How do you find the median of a set of values when there is an even number of values?

1 Answer
Feb 12, 2015

The median of a set of numbers containing an even number of numbers is defined to be the average of the two "central" values;
it is a value which splits the set so exactly half the numbers in the set are less than it and exactly half are greater than it.

If #S = { 2, 4, 5, 7, 9, 14, 17, 25}# (note that for simplicity I have re-arranged the elements of this set to be in ascending order).

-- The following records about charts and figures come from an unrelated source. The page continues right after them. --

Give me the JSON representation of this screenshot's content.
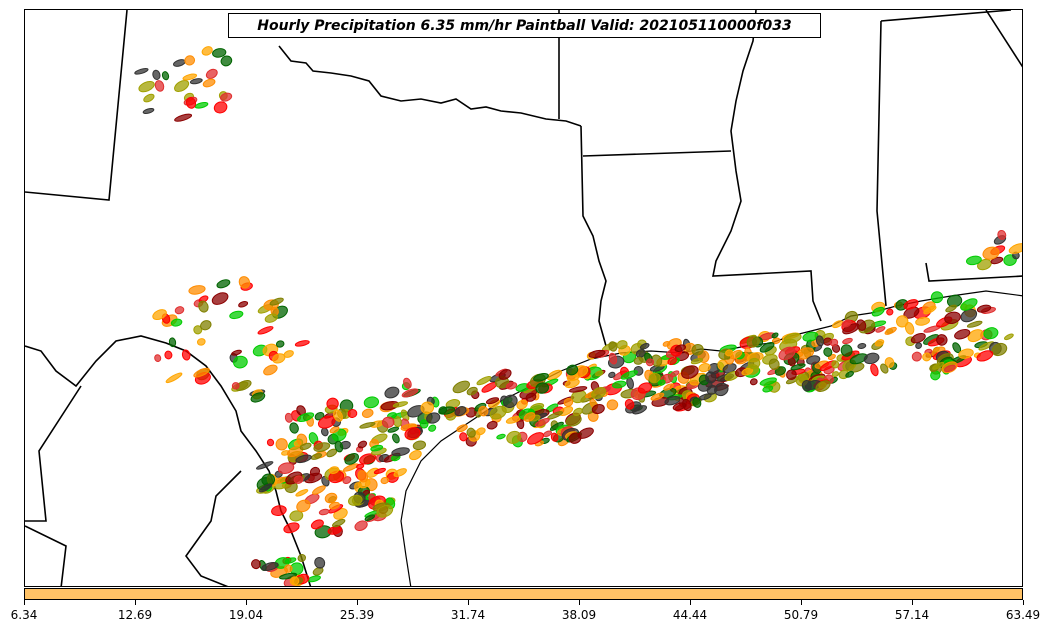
{
  "map": {
    "title": "Hourly Precipitation 6.35 mm/hr Paintball Valid: 202105110000f033",
    "colorbar": {
      "fill_color": "#ffc266",
      "ticks": [
        "6.34",
        "12.69",
        "19.04",
        "25.39",
        "31.74",
        "38.09",
        "44.44",
        "50.79",
        "57.14",
        "63.49"
      ]
    },
    "member_colors": [
      "#ff0000",
      "#ff8c00",
      "#00cc00",
      "#8b0000",
      "#808000",
      "#333333",
      "#e03030",
      "#a0a000",
      "#006400",
      "#ffa500"
    ]
  }
}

The median of #S# would be
#(7 + 9)/2 = 8#
Half of the values of #S#, namely #{2, 4, 5, 7}#, are less than the median #(8)#
half of the values of #S#, namely #{9, 14, 17, 25}#, are greater than the median #(8)#

One problem can arise if the median value occurs more than twice within the set. (Remember that a set of numbers can have duplicate values; for example, if the numbers are test scores from a class).

For example:
#T = { 2, 5, 5, 6, 6, 6, 6, 9}#

There is no true median value (in the sense that there is no value that separates the set into two subsets of equal size).

In this case the median would normally be taken to be #6# but care would need to be taken in its application.

(Fortunately this normally only happens with fairly large sets where the difference in size between the "less than" subset and the "greater than" subset is not significant).